We enjoyed St. Patrick’s Day so much, we celebrated twice! One day with Irish stew and soda bread. The second, with Irish Coffee.
Irish coffee is a cocktail consisting of hot coffee, Irish whiskey, and sugar, stirred, and topped with cream. Generally combining alcohol and caffeine isn’t a good idea. It’s important to be aware of how much caffeine and alcohol are being consumed. As with all things, moderation so occasional Irish coffee won’t harm you.

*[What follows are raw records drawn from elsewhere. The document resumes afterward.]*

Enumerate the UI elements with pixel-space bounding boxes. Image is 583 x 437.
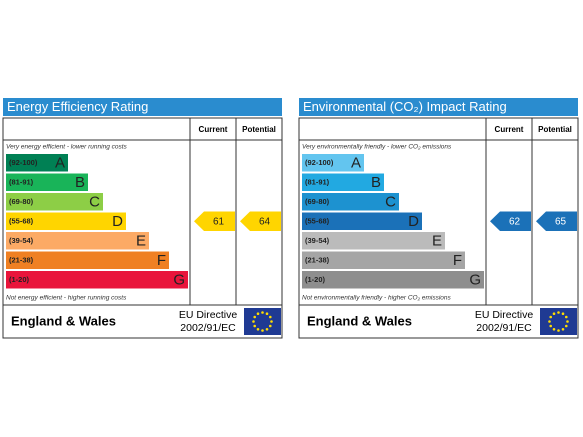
eu-star xyxy=(561,327,565,331)
bottom-note: Not energy efficient - higher running co… xyxy=(6,295,127,302)
band-range: (21-38) xyxy=(305,256,330,265)
rating-arrow xyxy=(490,211,531,231)
band-range: (81-91) xyxy=(305,178,330,187)
rating-arrow xyxy=(536,211,577,231)
rating-band xyxy=(302,232,445,250)
band-letter: E xyxy=(136,233,146,250)
band-letter: A xyxy=(351,155,361,172)
band-range: (39-54) xyxy=(305,236,330,245)
rating-band xyxy=(6,271,188,289)
rating-band xyxy=(302,173,384,191)
eu-star xyxy=(561,312,565,316)
rating-value: 62 xyxy=(509,216,521,227)
rating-band xyxy=(302,154,364,172)
band-range: (92-100) xyxy=(9,158,38,167)
eu-star xyxy=(268,324,272,328)
title-bar xyxy=(3,98,282,116)
band-letter: D xyxy=(408,213,419,230)
band-letter: A xyxy=(55,155,65,172)
eu-star xyxy=(265,312,269,316)
eu-star xyxy=(566,320,569,323)
rating-band xyxy=(6,232,149,250)
band-letter: G xyxy=(173,272,185,289)
band-range: (55-68) xyxy=(9,217,34,226)
rating-band xyxy=(6,173,88,191)
column-header: Current xyxy=(199,125,228,134)
eu-star xyxy=(557,311,560,314)
band-letter: F xyxy=(157,252,166,269)
rating-band xyxy=(6,251,169,269)
rating-band xyxy=(6,154,68,172)
eu-star xyxy=(552,327,556,331)
eu-star xyxy=(557,329,560,332)
rating-band xyxy=(302,212,422,230)
footer-code: 2002/91/EC xyxy=(476,322,532,334)
band-letter: C xyxy=(89,194,100,211)
column-header: Current xyxy=(495,125,524,134)
bottom-note: Not environmentally friendly - higher CO… xyxy=(302,295,452,302)
rating-band xyxy=(302,251,465,269)
rating-value: 65 xyxy=(555,216,567,227)
top-note: Very energy efficient - lower running co… xyxy=(6,144,128,151)
column-header: Potential xyxy=(538,125,572,134)
eu-star xyxy=(548,320,551,323)
band-letter: E xyxy=(432,233,442,250)
band-letter: B xyxy=(75,174,85,191)
rating-value: 64 xyxy=(259,216,271,227)
band-letter: D xyxy=(112,213,123,230)
band-range: (69-80) xyxy=(9,197,34,206)
band-range: (92-100) xyxy=(305,158,334,167)
top-note: Very environmentally friendly - lower CO… xyxy=(302,144,452,151)
panel-title: Energy Efficiency Rating xyxy=(7,99,148,114)
eu-star xyxy=(265,327,269,331)
band-letter: F xyxy=(453,252,462,269)
footer-directive: EU Directive xyxy=(475,309,534,321)
eu-star xyxy=(253,315,257,319)
footer-region: England & Wales xyxy=(307,313,412,328)
eu-star xyxy=(564,324,568,328)
band-range: (39-54) xyxy=(9,236,34,245)
band-letter: G xyxy=(469,272,481,289)
rating-band xyxy=(302,193,399,211)
eu-star xyxy=(549,324,553,328)
band-range: (81-91) xyxy=(9,178,34,187)
band-letter: B xyxy=(371,174,381,191)
eu-star xyxy=(253,324,257,328)
rating-value: 61 xyxy=(213,216,225,227)
panel-title: Environmental (CO₂) Impact Rating xyxy=(303,99,507,114)
band-range: (55-68) xyxy=(305,217,330,226)
eu-star xyxy=(256,312,260,316)
title-bar xyxy=(299,98,578,116)
eu-star xyxy=(256,327,260,331)
eu-star xyxy=(261,311,264,314)
rating-band xyxy=(6,212,126,230)
eu-star xyxy=(261,329,264,332)
band-range: (1-20) xyxy=(9,275,30,284)
band-range: (1-20) xyxy=(305,275,326,284)
footer-region: England & Wales xyxy=(11,313,116,328)
footer-code: 2002/91/EC xyxy=(180,322,236,334)
column-header: Potential xyxy=(242,125,276,134)
band-letter: C xyxy=(385,194,396,211)
eu-star xyxy=(564,315,568,319)
footer-directive: EU Directive xyxy=(179,309,238,321)
eu-star xyxy=(552,312,556,316)
rating-arrow xyxy=(194,211,235,231)
rating-band xyxy=(6,193,103,211)
band-range: (69-80) xyxy=(305,197,330,206)
rating-arrow xyxy=(240,211,281,231)
eu-star xyxy=(252,320,255,323)
eu-star xyxy=(268,315,272,319)
rating-band xyxy=(302,271,484,289)
eu-star xyxy=(270,320,273,323)
band-range: (21-38) xyxy=(9,256,34,265)
eu-star xyxy=(549,315,553,319)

Mugs are to be pre-heated. We did that. What we didn’t do is use was the amount of alcohol suggested. Irish coffee is 4 parts coffee to 2 parts whiskey, but after tainting my great-grandmother’s thimble with a few drops of straight whiskey to sample it), we chose to use less. It was nasty! Our coffee was also weaker than it would traditionally be for 2 reasons: 1) it was 2:30 in the afternoon; and, 2) I don’t like coffee!
After we pre-heated our proper Irish coffee mugs, we poured in our coffee and stirred in a significant amount of brown sugar. Then we added our whiskey and a generous blob of freshly whipped cream. Yum!
These special hand-painted, footed footed Belleek Irish Coffee Mugs traveled all the way from Ireland last Fall in my parents’ carry-on bag.
Belleek Pottery began trading in 1884 in Northern Ireland in the village of Belleek, County Fermangh. But pottery production began closer to the late 1840s as a means of providing employment for struggling tenants affected by the potato famine. The estate owner, Bloomfield, also brought in the railway to increase distribution. Parian porcelain, what Belleek is most known for, began in 1863. Parian porcelain, a type of biscuit porcelain biscuit that resembles marble.
Irish Coffee reminds me of very boozy tiramisu, a boozy, creamy, coffee-y Italian dessert. It’s rich and decadent and a lovely treat…once in awhile. On the other hand…
Only Irish Coffee provides in a single glass all 4 essential food groups: alcohol, caffeine, sugar and fat!